Semana 2: quick wins

  • Habilite wal_compression, limites de rotação de logs e compressão zstd para envio de logs/traces.
  • Mova scratch e caches para volumes dedicados; habilite tmpfs para temporários sub‑GB.
  • Faça batching de embeddings e pause rebuilds de índice ao vivo até existir um pipeline baseado em troca.

Semanas 3–4: correções estruturais

  • Implemente builds de índice fora de banda com promoção atômica.
  • Rate limiting de compactação em RocksDB/bancos vetoriais e tuning de memtable.
  • Cloud: mova caminhos de escrita quentes para instance NVMe com checkpoint para object storage.
  • Adquira SSDs TLC corporativos com PLP para nós de DB/vetoriais. Deixe 20–30% de espaço livre.
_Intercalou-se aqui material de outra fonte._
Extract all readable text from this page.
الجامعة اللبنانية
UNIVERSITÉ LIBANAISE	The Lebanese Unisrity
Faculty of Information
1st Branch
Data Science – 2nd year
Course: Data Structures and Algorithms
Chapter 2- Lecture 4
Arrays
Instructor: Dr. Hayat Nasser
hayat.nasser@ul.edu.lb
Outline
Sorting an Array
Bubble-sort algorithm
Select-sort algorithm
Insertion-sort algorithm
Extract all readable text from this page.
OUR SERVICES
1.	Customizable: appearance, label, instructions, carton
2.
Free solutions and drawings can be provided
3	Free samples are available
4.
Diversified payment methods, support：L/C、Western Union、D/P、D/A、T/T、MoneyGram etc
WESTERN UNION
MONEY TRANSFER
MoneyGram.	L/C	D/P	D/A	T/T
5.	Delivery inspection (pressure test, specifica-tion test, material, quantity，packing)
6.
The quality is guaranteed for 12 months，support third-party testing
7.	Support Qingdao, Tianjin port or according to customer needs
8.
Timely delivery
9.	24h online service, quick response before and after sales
Resultado típico que vemos: redução de 2–5× nas escritas em NAND no mesmo workload, com melhorias de latência graças a um GC mais estável e menos penhascos de IO.

Trade-offs que você deve reconhecer

  • Mais memória, menos dor no disco: Usar RAM (tmpfs, memtables maiores) custa dinheiro. Paga-se em durabilidade e latência de cauda.
  • Compactação mais lenta vs. índices mais frescos: Limitar a taxa de compactação pode atrasar a visibilidade de atualizações. Aceitável para RAG e analytics, nem sempre para OLTP.
  • Risco do instance NVMe: Discos locais somem ao parar/encerrar. Você precisa automatizar checkpoints e reidratação.
  • Imposto da compressão: zstd/LZ4 consomem CPU. Geralmente é um ganho líquido quando evita thrash de disco; meça.

Ângulo nearshore no Brazil: não envie SSDs baratos para economizar trocados

Se você está montando times nearshore ou PoPs regionais no Brazil, não equipe com M.2 de consumo para cortar 15–20% de CapEx. Prazos de reposição de SSDs corporativos no Brazil podem ser de semanas, não dias, dependendo do fornecedor e da importação. Compre a mídia certa (TLC com PLP), monitore WAF e trate caches como descartáveis. Sai mais barato do que importações às pressas por causa de outages e tempo de engenharia perdido.

Em resumo

Backends da era da IA não quebraram os SSDs; eles expuseram seus padrões de escrita. Coloque um número na durabilidade, meça o WAF e mova dados com muitos appends para a camada certa. O resto é encanamento. Chato, confiável e muito mais barato do que festas surpresa de RMA.

Pontos-chave

  • Defina um orçamento de DWPD/TBW por dispositivo e alerte em WAF > 2 — durabilidade é um SLO de primeira classe.
  • Mova logs/traces para object storage, limite a retenção em disco a 24–72h e compacte com zstd.
  • Agrupe escritas (4–16 MB), habilite compressão do WAL e limite a taxa de compactações do RocksDB/bancos vetoriais.
  • Coloque caches/scratch em mídia separada e sacrificável ou em tmpfs; reserve TLC corporativo com PLP para dados primários.
  • Habilite noatime e discard=async; prefira escritas grandes e alinhadas e evite tempestades de sync de 4 KB.
  • Use instance NVMe para escritas quentes com checkpoints automatizados; mantenha dados duráveis em volumes de rede dimensionados.
  • Planeje substituições em 80–90% de “Percentage Used” — nunca espere a luz vermelha.